We see that the operators are reactivating their newest vessels and upgrading them to a higher standard. For example, we are delivering extra tunnel thruster packages for offshore vessel upgrade projects for higher DP notation, including electric motors and drives. Geographically, we see the Middle East and Southeast Asia as especially active currently.
We've also recently partnered with Singapore’s Evolution Concepts to design a zero-emission offshore support vessel using our propulsion solutions, and there will be more news on that project to follow.
TME: What does Berg's scope of work look like on an advanced newbuild project?
In the past, the design process would start with the main engines, which are the largest capital investment in the vessel.

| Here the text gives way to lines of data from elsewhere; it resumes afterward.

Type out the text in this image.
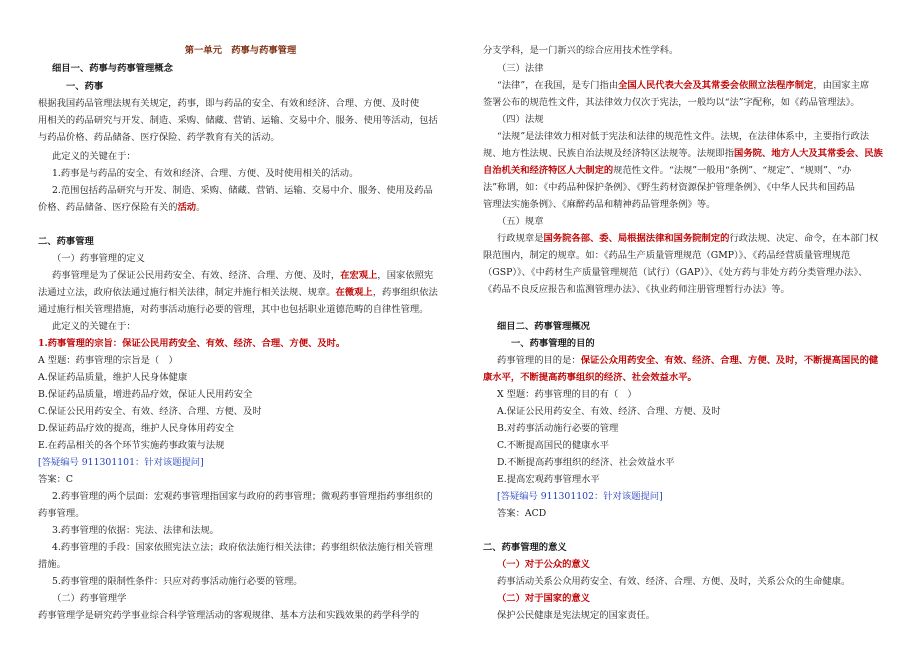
第一单元　药事与药事管理
细目一、药事与药事管理概念
一、药事
根据我国药品管理法规有关规定，药事，即与药品的安全、有效和经济、合理、方便、及时使
用相关的药品研究与开发、制造、采购、储藏、营销、运输、交易中介、服务、使用等活动，包括
与药品价格、药品储备、医疗保险、药学教育有关的活动。
此定义的关键在于：
1.药事是与药品的安全、有效和经济、合理、方便、及时使用相关的活动。
2.范围包括药品研究与开发、制造、采购、储藏、营销、运输、交易中介、服务、使用及药品
价格、药品储备、医疗保险有关的活动。
二、药事管理
（一）药事管理的定义
药事管理是为了保证公民用药安全、有效、经济、合理、方便、及时，在宏观上，国家依照宪
法通过立法，政府依法通过施行相关法律，制定并施行相关法规、规章。在微观上，药事组织依法
通过施行相关管理措施，对药事活动施行必要的管理，其中也包括职业道德范畴的自律性管理。
此定义的关键在于：
1.药事管理的宗旨：保证公民用药安全、有效、经济、合理、方便、及时。
A 型题：药事管理的宗旨是（　）
A.保证药品质量，维护人民身体健康
B.保证药品质量，增进药品疗效，保证人民用药安全
C.保证公民用药安全、有效、经济、合理、方便、及时
D.保证药品疗效的提高，维护人民身体用药安全
E.在药品相关的各个环节实施药事政策与法规
[答疑编号 911301101：针对该题提问]
答案：C
2.药事管理的两个层面：宏观药事管理指国家与政府的药事管理；微观药事管理指药事组织的
药事管理。
3.药事管理的依据：宪法、法律和法规。
4.药事管理的手段：国家依照宪法立法；政府依法施行相关法律；药事组织依法施行相关管理
措施。
5.药事管理的限制性条件：只应对药事活动施行必要的管理。
（二）药事管理学
药事管理学是研究药学事业综合科学管理活动的客观规律、基本方法和实践效果的药学科学的
分支学科，是一门新兴的综合应用技术性学科。
（三）法律
“法律”，在我国，是专门指由全国人民代表大会及其常委会依照立法程序制定，由国家主席
签署公布的规范性文件，其法律效力仅次于宪法，一般均以“法”字配称，如《药品管理法》。
（四）法规
“法规”是法律效力相对低于宪法和法律的规范性文件。法规，在法律体系中，主要指行政法
规、地方性法规、民族自治法规及经济特区法规等。法规即指国务院、地方人大及其常委会、民族
自治机关和经济特区人大制定的规范性文件。“法规”一般用“条例”、“规定”、“规则”、“办
法”称谓，如：《中药品种保护条例》、《野生药材资源保护管理条例》、《中华人民共和国药品
管理法实施条例》、《麻醉药品和精神药品管理条例》等。
（五）规章
行政规章是国务院各部、委、局根据法律和国务院制定的行政法规、决定、命令，在本部门权
限范围内，制定的规章。如：《药品生产质量管理规范（GMP）》、《药品经营质量管理规范
（GSP）》、《中药材生产质量管理规范（试行）（GAP）》、《处方药与非处方药分类管理办法》、
《药品不良反应报告和监测管理办法》、《执业药师注册管理暂行办法》等。
细目二、药事管理概况
一、药事管理的目的
药事管理的目的是：保证公众用药安全、有效、经济、合理、方便、及时，不断提高国民的健
康水平，不断提高药事组织的经济、社会效益水平。
X 型题：药事管理的目的有（　）
A.保证公民用药安全、有效、经济、合理、方便、及时
B.对药事活动施行必要的管理
C.不断提高国民的健康水平
D.不断提高药事组织的经济、社会效益水平
E.提高宏观药事管理水平
[答疑编号 911301102：针对该题提问]
答案：ACD
二、药事管理的意义
（一）对于公众的意义
药事活动关系公众用药安全、有效、经济、合理、方便、及时，关系公众的生命健康。
（二）对于国家的意义
保护公民健康是宪法规定的国家责任。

Diesel engine sizes are relatively strict, and you are boxed into different power levels: you either have the six cylinder engine, or you have eight cylinder engine.
With a battery-powered vessel, the cost per kilowatt hour of power is more expensive. If we are involved early in the design process and can save 100 kilowatts on the propeller side through better efficiency, then we can save 100 kilowatts on the electric motor, the drives, the gen sets and the batteries. When you can make these changes at the level of kilowatts, as you can with a hybrid propulsion system, you can save money. That is the concept that we are sharing with our customers - the value of having us involved early in the discussions. From the outset, we really try to understand how they're going to use the vessel so that we can tailor the full system to their needs.
Since Berg also offers electrical integration, we understand the full package for hybrid vessels, from the propeller wash all the way to the power generation. We build complete systems, including the operator's controls and automation. By making hybrid systems simple for the crew to operate, we can help them take advantage of each system's maximum efficiency.